Heureusement il n’en fut rien. Dix minutes plus tard, il était, sur les ordres qu’il donna, étendu sur son lit dans sa chambre de la Tour Carrée. Mais peut-on imaginer que cet entêté refusa de se déshabiller et de quitter sa redingote avant l’arrivée des médecins? Mrs. Edith, de plus en plus inquiète, s’installait à son chevet; mais, quand arrivèrent les docteurs, le vieux Bob exigea de sa nièce qu’elle le quittât sur-le-champ et qu’elle sortît de la Tour Carrée. Et il en fit même fermer la porte.
Cette précaution dernière nous surprit beaucoup. Nous étions réunis dans la Cour du Téméraire, M. et Mme Darzac, Mr Arthur Rance et moi, ainsi que le père Bernier qui me guettait drôlement, attendant des nouvelles. Quand Mrs. Edith sortit de la Tour Carrée après l’arrivée des médecins, elle vint à nous et nous dit:
«Espérons que ça ne sera pas grave.

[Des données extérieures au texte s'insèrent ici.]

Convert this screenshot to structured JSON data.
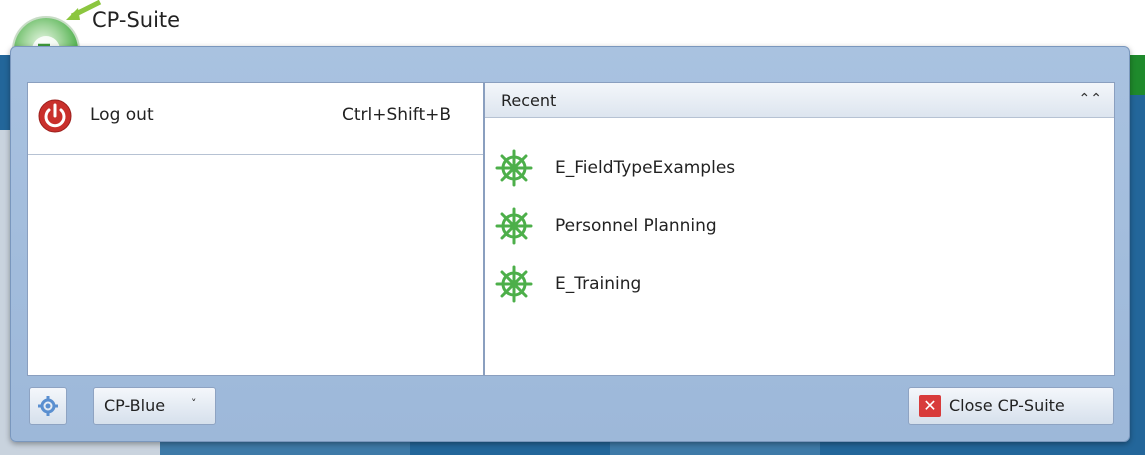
{
  "app": {
    "title": "CP-Suite"
  },
  "menu": {
    "left": {
      "logout_label": "Log out",
      "logout_shortcut": "Ctrl+Shift+B"
    },
    "recent": {
      "header": "Recent",
      "collapse_glyph": "⌃",
      "items": [
        {
          "label": "E_FieldTypeExamples",
          "icon": "ship-wheel-icon"
        },
        {
          "label": "Personnel Planning",
          "icon": "ship-wheel-icon"
        },
        {
          "label": "E_Training",
          "icon": "ship-wheel-icon"
        }
      ]
    },
    "footer": {
      "theme_value": "CP-Blue",
      "close_label": "Close CP-Suite"
    }
  },
  "colors": {
    "accent_green": "#4daf4a",
    "logout_red": "#d83b3b",
    "frame_blue": "#a9c2e0"
  }
}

Le vieux Bob est solide. Qu’est-ce que je vous avais dit! Je l’ai confessé: c’est un vieux farceur; il a voulu voler le crâne du prince Galitch! Jalousie de savant; nous rirons bien quand il sera guéri.»
Alors, la porte de la Tour Carrée s’ouvrit et Walter, le fidèle serviteur du vieux Bob, parut. Il était pâle, inquiet.
«Oh! Mademoiselle! dit-il. Il est plein de sang! Il ne veut pas qu’on le dise, mais il faut le sauver!…»
Mrs. Edith avait déjà disparu dans la Tour Carrée. Quant à nous, nous n’osions avancer. Bientôt elle réapparut:
«Oh! nous fit-elle… C’est affreux! Il a toute la poitrine arrachée.»
J’allai lui offrir mon bras pour qu’elle s’y appuyât, car, chose singulière, Mr Arthur Rance s’était, dans ce moment, éloigné de nous et se promenait sur le boulevard, les mains derrière le dos, en sifflotant. J’essayai de réconforter Mrs. Edith et je la plaignis, mais ni M. ni Mme Darzac ne la plaignirent.